ORDER 8.8.2011 — Heard learned counsel for both parties. 2.Order dated 11.4.2011 passed by the learned Civil Judge (Sr.Division), Jajpur rejecting the petition of the present petitioner for analogous hearing of C.S. Nos.50 of 2009 and 139 of 2009 pending before the said Court is under challenge in this writ petition. 3.The present O.P. No.1 has filed C.S. No.50/09 in the Court of the Civil Judge (Sr. Division), Jajpur for partition of plot No.14 under Khata No.115 on the assertion that the said property is the joint family property of the plaintiff and the defendants. In the said suit, the present petitioner, who is, admittedly, the brother of the plaintiff has been arrayed as Defendant No.2. The petitioner in his written statement asserted that another joint family property under plot No.17 has been left out by the plaintiff which should have been included in the hotchpotch of the suit for the purpose of partition. The plaintiff having not taken any step to bring plot No.17 to the hotchpotch of C.S. No.50/09 the present petitioner filed a separate suit before the same Court bearing No.139/09 against the present O.P. No.1 and some others for partition of Plot No.17. Subsequently, he filed a petition for analogous hearing of both the suits. The said petition has been rejected by the learned trial Court on the ground that the properties and the parties in both the suits are different. 3.The learned counsel for the petitioner relying on the decision reported in 1999 (II) OLR-637 (Smt. Puspalata Das alias Moharana v. Muralidhar Bhoi) has submitted that where the main question raised in both the suits are similar, though all the parties are not common to both the suits, but the contesting parties are common and that since both the parties admit that plot Nos.14 and 17 are the joint properties which are required to be partitioned, the Court below should have allowed the petition for analogous hearing of both the suits. The learned counsel for O.P. No.1, on the other hand, contends that in his plaint in C.S. No.139/09 the present petitioner has asserted that there are two more plots, i.e., plot Nos.15 and 16 which are also joint family properties of the parties and that he having not brought those two plots to the hotchpotch of the suits, the petition filed by him for analogous hearing has been rightly rejected.
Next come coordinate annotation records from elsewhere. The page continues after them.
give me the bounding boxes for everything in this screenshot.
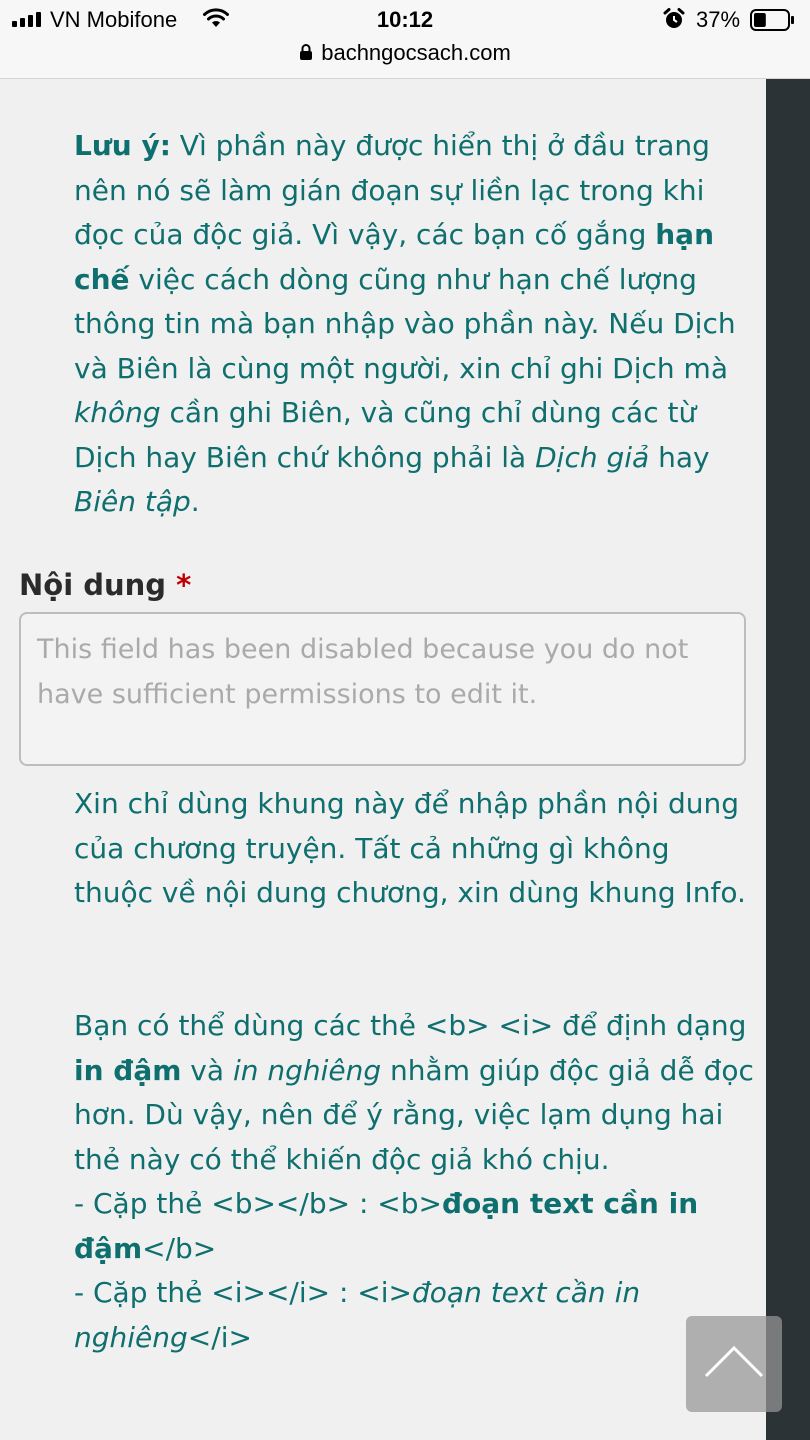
help-bold-example-close: </b> (142, 1231, 217, 1265)
help-text: và (181, 1053, 233, 1087)
url-domain: bachngocsach.com (321, 40, 511, 65)
help-bold-text: in đậm (74, 1053, 182, 1087)
note-italic-text: Biên tập (74, 485, 191, 518)
help-text: Bạn có thể dùng các thẻ <b> <i> để định … (74, 1009, 747, 1042)
battery-percentage: 37% (696, 7, 741, 32)
content-field-label-text: Nội dung (19, 568, 167, 602)
scroll-to-top-button[interactable] (686, 1316, 782, 1412)
clock: 10:12 (376, 7, 434, 32)
help-italic-example: - Cặp thẻ <i></i> : <i> (74, 1276, 413, 1309)
lock-icon (299, 41, 313, 67)
note-text: hay (649, 440, 710, 474)
help-italic-example-close: </i> (187, 1320, 252, 1354)
url-bar[interactable]: bachngocsach.com (0, 40, 810, 79)
note-italic-text: không (74, 396, 161, 429)
note-italic-text: Dịch giả (535, 440, 650, 474)
chevron-up-icon (686, 1345, 782, 1416)
sidebar-rail (766, 79, 810, 1440)
required-marker: * (176, 568, 192, 602)
note-paragraph: Lưu ý: Vì phần này được hiển thị ở đầu t… (74, 124, 754, 525)
help-formatting-paragraph: Bạn có thể dùng các thẻ <b> <i> để định … (74, 1004, 754, 1360)
note-label: Lưu ý: (74, 129, 171, 162)
note-text: . (190, 485, 200, 518)
help-bold-example: - Cặp thẻ <b></b> : <b> (74, 1187, 442, 1220)
note-text: việc cách dòng cũng như hạn chế lượng th… (74, 262, 736, 385)
alarm-clock-icon (662, 7, 686, 37)
content-textarea[interactable] (19, 612, 746, 766)
status-bar: VN Mobifone 10:12 37% (0, 0, 810, 40)
content-field-label: Nội dung * (19, 568, 191, 602)
help-italic-text: in nghiêng (232, 1053, 382, 1087)
help-paragraph: Xin chỉ dùng khung này để nhập phần nội … (74, 787, 746, 909)
battery-icon (750, 9, 794, 31)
He also states that C.S. No.50/09 is at the hearing stage whereas the other suit has not reached that stage. 4.In the case of Smt. Puspalata Das (supra) cited by the learned counsel for the petitioner this Court has held as “10. Law is well settled that when a specific provision has been made to cover a particular aspect, their is no scope for invoking the inherent power of a Court under Sec.151, CPC. However, the said principle has no application to the facts of the present case. In the present case, it is apparent that the main question raised in both the suits are similar. Though all the parties are not common, the contesting parties are same in both the suits. One of the main issues in both the suits would be relating to validity of the sale deed allegedly executed in favour of the present opposite party by Bijayalaxmi Das, who is also a party in the other suit. Since the main parties are common and common questions of fact and law are likely to arise, it cannot be said that the trial Court has committed any illegality in directing that both the suits should be heard analogously instead of directing stay of the subsequent suit. The facts and circumstances arising in the Supreme Court decision reported in AIR 1962 Supreme Court 527 are completely different. The other two decisions of the Orissa High Court cited by the counsel for the petitioners relate to general principle of law and do not lay down anything which can be considered to be throwing any light on the question now involved. It is to be noticed that both the suits were pending in the very same Court and not in different Courts. The order passed by the trial Court directing analogous hearing of both the suits is in the interest of justice and it cannot be said that the order is without jurisdiction.” 5.Admittedly, some of the parties in both the suits are not common. The reason for impleading Deceased-defendant No.5 in C.S. No.50/09, who was subsequently substituted by his legal heirs, has not been described in the plaint of that suit and the status of some of the defendants in C.S. No.50/09 as being members of the joint family has also been disputed by the present petitioner.
The reason for impleading Deceased-defendant No.5 in C.S. No.50/09, who was subsequently substituted by his legal heirs, has not been described in the plaint of that suit and the status of some of the defendants in C.S. No.50/09 as being members of the joint family has also been disputed by the present petitioner. Be that as it may the petitioner and O.P. No.1, who are plaintiffs in their respective suits are undisputedly brothers and that there is no dispute that plot Nos.14 and 17 which are the subject matter of the suits are joint properties of the family. It is, therefore, meet and proper that both the suits which are pending before same Court should be heard analogously. The question about non-inclusion of some joint family properties in the suits and status of some parties as to whether they belong to the joint family of the petitioner and O.P. No.1 can also be decided during analogous hearing. The observations of this Court in the case of Smt. Puspalata Das (supra) apply with full force to the facts and circumstances of the present case. Therefore, I set aide the order passed by the trial Court and direct that C.S. Nos. 50 of 2009 and 139 of 2009 shall be heard analogously by the trial Court as expeditiously as possible. The writ petition is accordingly disposed of. Petition disposed of.